Throughout each month, the Drug Hunter team evaluates hundreds of molecules found in thousands of papers, press releases, conference presentations, and other materials to pick contenders for Molecules of the Month. Here, we curated a roundup of nearly 70 additional molecules that caught our interest from March 2024, including highlights from some of our favorites.
In March 2024, the landscape of patent disclosures continued to reflect the rapid pace of advances against key therapeutic targets. The Drug Hunter team has curated a searchable database encompassing over 200 patents pertinent to the field of drug discovery. This resource is further enriched with insightful spotlight on some of the most promising molecules and targets, including OX2R agonists, TEAD covalent inhibitors, NaV1.8 inhibitors, and selective PI3Kγ inhibitors, among others. This round-up provides a valuable tool for drug hunters to navigate the most recent trends in drug discovery.
Deciphera’s DCC-3116 is an oral ULK1/2 inhibitor targeting the autophagy pathway, a key mechanism of tumor survival and resistance to targeted therapy. Currently in two open-label Ph. I/II trials as a monotherapy and in combination with RTK pathway inhibitors, the structure and discovery of this first-in-class compound were recently presented at the ACS Spring 2024 meeting.

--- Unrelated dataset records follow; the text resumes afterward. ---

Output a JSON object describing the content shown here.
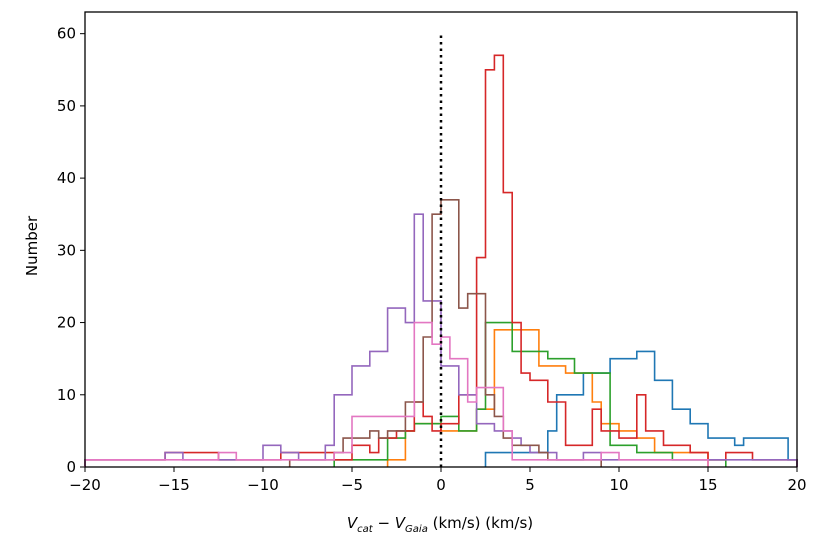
{
  "chart_data": {
    "type": "histogram",
    "title": "",
    "xlabel": "V_cat − V_Gaia (km/s) (km/s)",
    "ylabel": "Number",
    "xlim": [
      -20,
      20
    ],
    "ylim": [
      0,
      63
    ],
    "xticks": [
      -20,
      -15,
      -10,
      -5,
      0,
      5,
      10,
      15,
      20
    ],
    "xtick_labels": [
      "−20",
      "−15",
      "−10",
      "−5",
      "0",
      "5",
      "10",
      "15",
      "20"
    ],
    "yticks": [
      0,
      10,
      20,
      30,
      40,
      50,
      60
    ],
    "ytick_labels": [
      "0",
      "10",
      "20",
      "30",
      "40",
      "50",
      "60"
    ],
    "reference_line": {
      "x": 0,
      "y_from": 0,
      "y_to": 60,
      "style": "dotted",
      "color": "#000000"
    },
    "series": [
      {
        "name": "blue",
        "color": "#1f77b4",
        "edges": [
          2.5,
          6,
          6.5,
          8,
          9.5,
          11,
          12,
          13,
          14,
          15,
          16.5,
          17,
          19.5,
          20
        ],
        "counts": [
          2,
          5,
          10,
          13,
          15,
          16,
          12,
          8,
          6,
          4,
          3,
          4,
          1
        ]
      },
      {
        "name": "orange",
        "color": "#ff7f0e",
        "edges": [
          -3,
          -2,
          -1.5,
          0,
          2,
          3,
          5.5,
          7,
          8.5,
          9,
          10,
          11,
          12,
          15
        ],
        "counts": [
          1,
          5,
          6,
          5,
          8,
          19,
          14,
          13,
          9,
          6,
          5,
          4,
          2
        ]
      },
      {
        "name": "green",
        "color": "#2ca02c",
        "edges": [
          -6,
          -3,
          -2,
          -1.5,
          0,
          1,
          2,
          2.5,
          4,
          6,
          7.5,
          9.5,
          11,
          13,
          16
        ],
        "counts": [
          1,
          4,
          5,
          6,
          7,
          5,
          8,
          20,
          16,
          15,
          13,
          3,
          2,
          1
        ]
      },
      {
        "name": "red",
        "color": "#d62728",
        "edges": [
          -20,
          -15.5,
          -12.5,
          -9,
          -6,
          -5,
          -4,
          -3.5,
          -2.5,
          -1.5,
          -1,
          -0.5,
          0,
          1,
          2,
          2.5,
          3,
          3.5,
          4,
          4.5,
          5,
          6,
          7,
          8.5,
          9,
          10,
          11,
          11.5,
          12.5,
          14,
          15,
          16,
          17.5,
          20
        ],
        "counts": [
          1,
          2,
          1,
          2,
          1,
          3,
          2,
          4,
          5,
          9,
          7,
          5,
          6,
          10,
          29,
          55,
          57,
          38,
          20,
          13,
          12,
          9,
          3,
          8,
          5,
          4,
          10,
          5,
          3,
          2,
          1,
          2,
          1
        ]
      },
      {
        "name": "purple",
        "color": "#9467bd",
        "edges": [
          -20,
          -15.5,
          -14.5,
          -10,
          -9,
          -8,
          -6.5,
          -6,
          -5,
          -4,
          -3,
          -2,
          -1.5,
          -1,
          0,
          1,
          2,
          3,
          4,
          4.5,
          5,
          5.5,
          6.5,
          8,
          9,
          20
        ],
        "counts": [
          1,
          2,
          1,
          3,
          2,
          1,
          3,
          10,
          14,
          16,
          22,
          20,
          35,
          23,
          14,
          10,
          6,
          5,
          4,
          3,
          2,
          2,
          1,
          2,
          1
        ]
      },
      {
        "name": "brown",
        "color": "#8c564b",
        "edges": [
          -8.5,
          -6,
          -5.5,
          -4,
          -3.5,
          -3,
          -2,
          -1,
          -0.5,
          0,
          1,
          1.5,
          2.5,
          3,
          3.5,
          4,
          5.5,
          6,
          9
        ],
        "counts": [
          1,
          2,
          4,
          5,
          4,
          5,
          9,
          18,
          35,
          37,
          22,
          24,
          10,
          7,
          4,
          3,
          2,
          1
        ]
      },
      {
        "name": "pink",
        "color": "#e377c2",
        "edges": [
          -20,
          -12.5,
          -11.5,
          -6,
          -5,
          -1.5,
          -0.5,
          0,
          0.5,
          1.5,
          2,
          3.5,
          4,
          9,
          10,
          15
        ],
        "counts": [
          1,
          2,
          1,
          2,
          7,
          20,
          17,
          18,
          15,
          9,
          11,
          5,
          1,
          2,
          1
        ]
      }
    ]
  }
}
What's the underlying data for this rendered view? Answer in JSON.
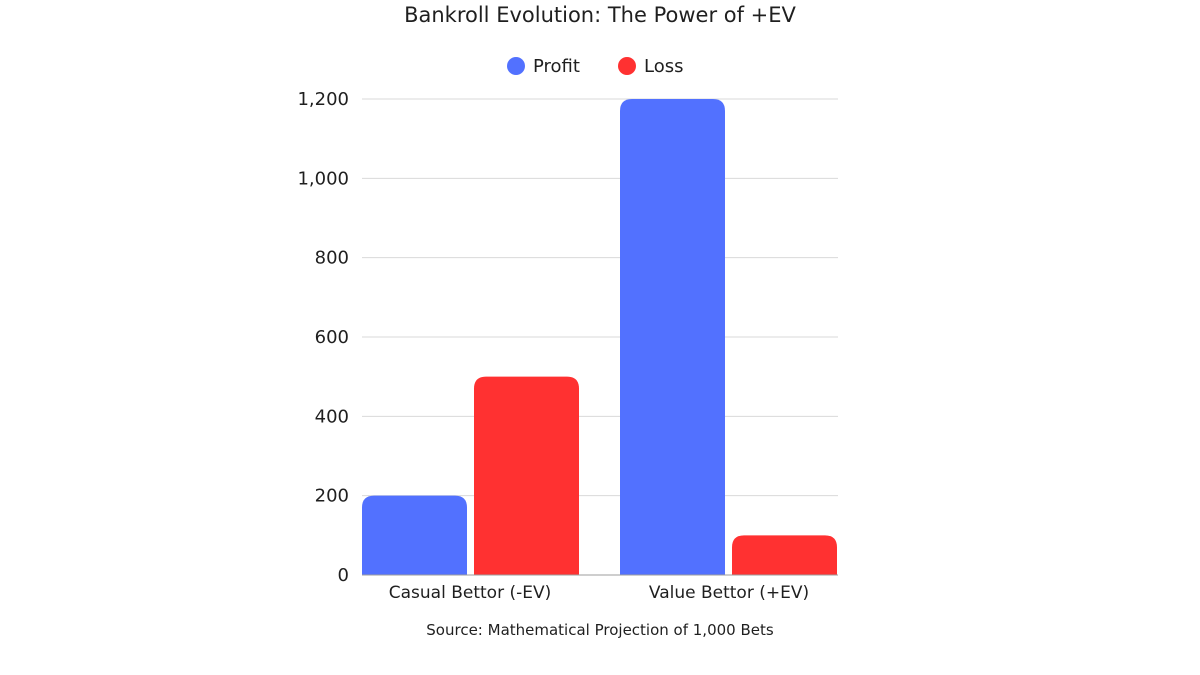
{
  "chart_data": {
    "type": "bar",
    "title": "Bankroll Evolution: The Power of +EV",
    "categories": [
      "Casual Bettor (-EV)",
      "Value Bettor (+EV)"
    ],
    "series": [
      {
        "name": "Profit",
        "values": [
          200,
          1200
        ],
        "color": "#5271ff"
      },
      {
        "name": "Loss",
        "values": [
          500,
          100
        ],
        "color": "#ff3131"
      }
    ],
    "ylim": [
      0,
      1200
    ],
    "yticks": [
      0,
      200,
      400,
      600,
      800,
      1000,
      1200
    ],
    "ytick_labels": [
      "0",
      "200",
      "400",
      "600",
      "800",
      "1,000",
      "1,200"
    ],
    "xlabel": "",
    "ylabel": "",
    "grid": true,
    "legend_position": "top-center",
    "source": "Source: Mathematical Projection of 1,000 Bets"
  }
}
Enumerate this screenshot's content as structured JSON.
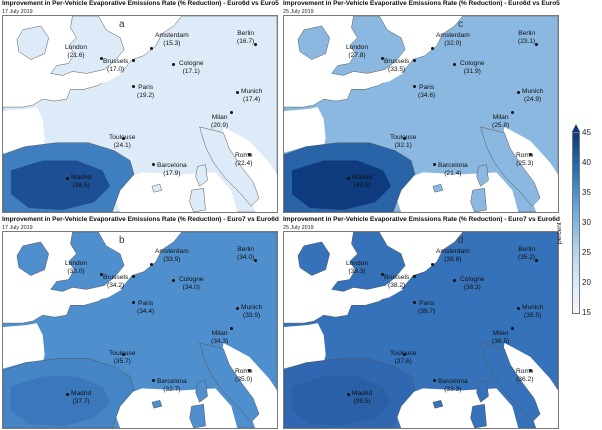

TNG462, developed by Tango Therapeutics, is a potential best-in-class, oral, protein arginine methyltransferase 5 (PRMT5) inhibitor currently in Ph. I/II clinical trial for MTAP-deleted solid tumors. TNG462 is designed to cooperatively bind to PRMT5 when complexed with its endogenous inhibitor methylthioadenosine (MTA), which accumulates in MTAP-deleted tumors. This triggers synthetic lethality in cells with an MTAP-deletion and spares healthy tissues with low MTA levels. A CNS-permeable analogue, TNG908, is also entering clinical trials for MTAP-deleted glioblastoma.